Results: Five (12.5%) cases were mild, 22 (55%) were moderate and 13 (32.5%) of our patients were severe HS. Nine (22.5%) cases presented during the first year of life. Patients presented with intermittent jaundice in 34 (85%), pallor in 36 (90%), dark colored urine in 8 (20%) and abdom-inal distention in 10 (25%). The commonest sign was sple-nomegaly (87.5%), hepatomegaly 18 (45%), cholelithiasis in 3 (7.5%). Blood transfusion at the time of diagnosis was needed in 25 (62.5%) patients. At presentation, the hemoglobin ranged from 3.0-11.0g/dl, reticulocytosis was present in all cases. Spherocytes were seen in 82.5% and Osmotic fragility test (OFT) was positive in 50%. AGLT was performed for 29 cases and was positive in 89.5%. HbF level was seen in 10 cases. Ten (25%) cases were splenectomized and 9/10 required no blood transfusion thereafter and all had no reported com-plications after splenectomy.

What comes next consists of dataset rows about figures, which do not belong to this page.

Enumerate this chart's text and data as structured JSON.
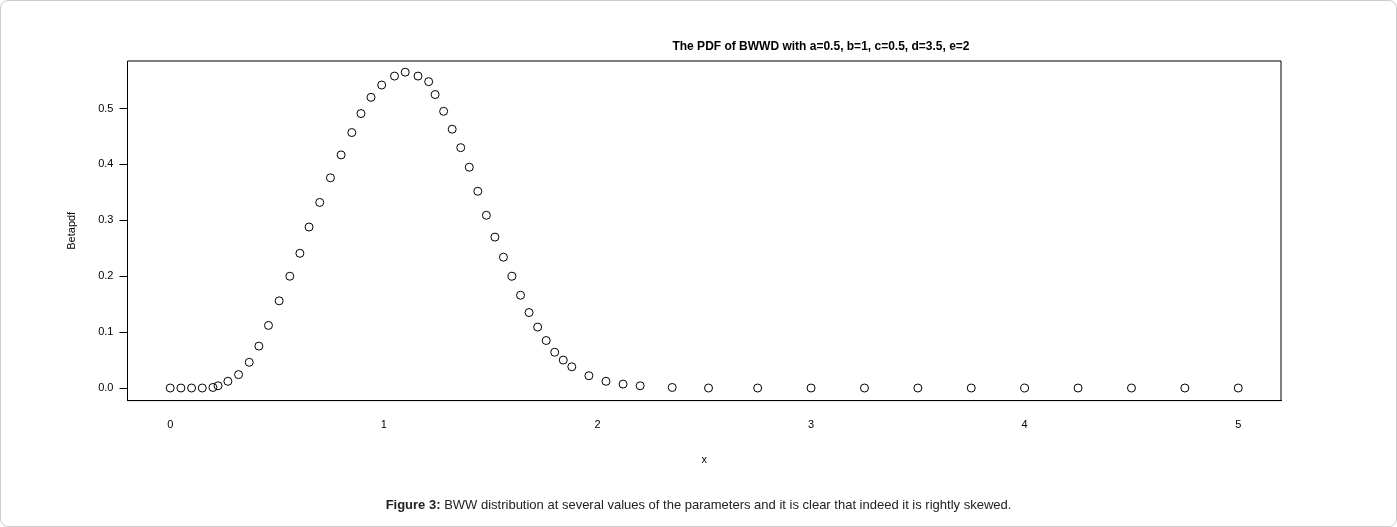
{
  "chart_data": {
    "type": "scatter",
    "title": "The PDF of BWWD with a=0.5, b=1, c=0.5, d=3.5, e=2",
    "xlabel": "x",
    "ylabel": "Betapdf",
    "annotations": [
      "Figure 3: BWW distribution at several values of the parameters and it is clear that indeed it is rightly skewed."
    ],
    "series": [
      {
        "color": "#000000",
        "x": [
          0,
          0.05,
          0.1,
          0.15,
          0.2,
          0.224,
          0.27,
          0.32,
          0.37,
          0.415,
          0.46,
          0.51,
          0.56,
          0.607,
          0.65,
          0.7,
          0.75,
          0.8,
          0.85,
          0.893,
          0.94,
          0.99,
          1.05,
          1.1,
          1.16,
          1.21,
          1.24,
          1.28,
          1.32,
          1.36,
          1.4,
          1.44,
          1.48,
          1.52,
          1.56,
          1.6,
          1.64,
          1.68,
          1.72,
          1.76,
          1.8,
          1.84,
          1.88,
          1.96,
          2.04,
          2.12,
          2.2,
          2.35,
          2.52,
          2.75,
          3,
          3.25,
          3.5,
          3.75,
          4,
          4.25,
          4.5,
          4.75,
          5
        ],
        "values": [
          0,
          0,
          0,
          0,
          0.001,
          0.004,
          0.012,
          0.024,
          0.046,
          0.075,
          0.112,
          0.156,
          0.2,
          0.241,
          0.288,
          0.332,
          0.376,
          0.417,
          0.457,
          0.491,
          0.52,
          0.542,
          0.558,
          0.565,
          0.558,
          0.548,
          0.525,
          0.495,
          0.463,
          0.43,
          0.395,
          0.352,
          0.309,
          0.27,
          0.234,
          0.2,
          0.166,
          0.135,
          0.109,
          0.085,
          0.064,
          0.05,
          0.038,
          0.022,
          0.012,
          0.007,
          0.004,
          0.001,
          0,
          0,
          0,
          0,
          0,
          0,
          0,
          0,
          0,
          0,
          0
        ]
      }
    ],
    "xlim": [
      -0.2,
      5.2
    ],
    "xticks": [
      0,
      1,
      2,
      3,
      4,
      5
    ],
    "ylim": [
      -0.0225,
      0.585
    ],
    "yticks": [
      {
        "value": 0,
        "label": "0.0"
      },
      0.1,
      0.2,
      0.3,
      0.4,
      0.5
    ],
    "grid": false,
    "legend": false,
    "marker": "circle"
  }
}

Conclusions: Hereditary spherocytosis is not a rare disease in Egypt with its natural history nearly similar to that reported worldwide. However, severe HS was found to be more common among our cases. Gall stones and hypersplenism are the commonest complications. Splenectomy was the most effective and safe line of management of severe cases.